Wednesday, July 26, 2006

otra perspectiva

There is no democracy in the world

that should tolerate missiles being fired at its cities without taking

every reasonable step to stop the attacks. The big question raised by

Israel's military actions in Lebanon is what is "reasonable." The

answer, according to the laws of war, is that it is reasonable to

attack military targets, so long as every effort is made to reduce

civilian casualties. If the objectives cannot be achieved without some

civilian casualties, these must be "proportional" to the civilian

casualties that would be prevented by the military action.





This is all well and good for democratic nations that deliberately

locate their military bases away from civilian population centers.

Israel has its air force, nuclear facilities and large army bases in

locations as remote as anything can be in that country. It is possible

for an enemy to attack Israeli military targets without

inflicting "collateral damage" on its civilian population. Hezbollah

and Hamas, by contrast, deliberately operate military wings out of

densely populated areas. They launch antipersonnel missiles with ball-

bearing shrapnel, designed by Syria and Iran to maximize civilian

casualties, and then hide from retaliation by living among civilians.

If Israel decides not to go after them for fear of harming civilians,

the terrorists win by continuing to have free rein in attacking

civilians with rockets. If Israel does attack, and causes civilian

casualties, the terrorists win a propaganda victory: The international

community pounces on Israel for its "dispropo

rtionate" response. This chorus of condemnation actually encourages

the terrorists to operate from civilian areas.





While Israel does everything reasonable to minimize civilian

casualties — not always with success — Hezbollah and Hamas want to

maximize civilian casualties on both sides. Islamic terrorists, a

diplomat commented years ago, "have mastered the harsh arithmetic of

pain. . . . Palestinian casualties play in their favor and Israeli

casualties play in their favor." These are groups that send children

to die as suicide bombers, sometimes without the child knowing that he

is being sacrificed. Two years ago, an 11-year-old was paid to take a

parcel through Israeli security. Unbeknownst to him, it contained a

bomb that was to be detonated remotely. (Fortunately the plot was

foiled.)





This misuse of civilians as shields and swords requires a reassessment

of the laws of war. The distinction between combatants and civilians —

easy when combatants were uniformed members of armies that fought on

battlefields distant from civilian centers — is more difficult in the

present context. Now, there is a continuum of "civilianality": Near

the most civilian end of this continuum are the pure innocents —

babies, hostages and others completely uninvolved; at the more

combatant end are civilians who willingly harbor terrorists, provide

material resources and serve as human shields; in the middle are those

who support the terrorists politically, or spiritually.
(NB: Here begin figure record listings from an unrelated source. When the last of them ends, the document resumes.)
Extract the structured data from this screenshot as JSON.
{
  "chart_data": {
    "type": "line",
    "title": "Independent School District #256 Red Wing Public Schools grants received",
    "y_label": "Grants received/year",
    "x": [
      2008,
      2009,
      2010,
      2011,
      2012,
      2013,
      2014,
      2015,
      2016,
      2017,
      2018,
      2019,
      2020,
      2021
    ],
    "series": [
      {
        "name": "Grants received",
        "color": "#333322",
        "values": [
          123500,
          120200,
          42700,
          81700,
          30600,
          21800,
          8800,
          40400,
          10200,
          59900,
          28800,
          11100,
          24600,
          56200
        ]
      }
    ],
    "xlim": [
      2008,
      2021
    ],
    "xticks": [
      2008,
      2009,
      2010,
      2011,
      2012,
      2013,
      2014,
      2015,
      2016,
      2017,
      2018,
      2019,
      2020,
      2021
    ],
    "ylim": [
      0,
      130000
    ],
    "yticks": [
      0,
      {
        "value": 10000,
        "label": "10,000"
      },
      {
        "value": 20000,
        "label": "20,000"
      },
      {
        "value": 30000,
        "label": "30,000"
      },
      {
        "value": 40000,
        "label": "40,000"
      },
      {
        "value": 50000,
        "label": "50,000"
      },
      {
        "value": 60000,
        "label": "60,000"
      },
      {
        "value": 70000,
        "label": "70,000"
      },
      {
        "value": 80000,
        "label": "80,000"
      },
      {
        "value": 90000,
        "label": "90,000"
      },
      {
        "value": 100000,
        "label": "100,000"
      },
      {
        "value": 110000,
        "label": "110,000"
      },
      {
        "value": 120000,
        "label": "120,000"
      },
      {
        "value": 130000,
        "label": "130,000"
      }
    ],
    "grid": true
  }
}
The laws of war and the rules of morality must adapt to these

realities. An analogy to domestic criminal law is instructive: A bank

robber who takes a teller hostage and fires at police from behind his

human shield is guilty of murder if they, in an effort to stop the

robber from shooting, accidentally kill the hostage. The same should

be true of terrorists who use civilians as shields from behind whom

they fire their rockets. The terrorists must be held legally and

morally responsible for the deaths of the civilians, even if the

direct physical cause was an Israeli rocket aimed at those targeting

Israeli citizens.





Israel must be allowed to finish the fight that Hamas and Hezbollah

started, even if that means civilian casualties in Gaza and Lebanon. A

democracy is entitled to prefer the lives of its own innocents over

the lives of the civilians of an aggressor, especially if the latter

group contains many who are complicit in terrorism. Israel will — and

should — take every precaution to minimize civilian casualties on the

other side. On July 16, Hasan Nasrallah, the head of Hezbollah,

announced there will be new "surprises," and the Aska Martyrs Brigade

said that it had developed chemical and biological weapons that could

be added to its rockets. Should Israel not be allowed to pre-empt

their use?





Israel left Lebanon in 2000 and Gaza in 2005. These are not "occupied"

territories. Yet they serve as launching pads for attacks on Israeli

civilians. Occupation does not cause terrorism, then, but terrorism

seems to cause occupation. If Israel is not to reoccupy to prevent

terrorism, the Lebanese government and the Palestinian Authority must

ensure that these regions cease to be terrorist safe havens.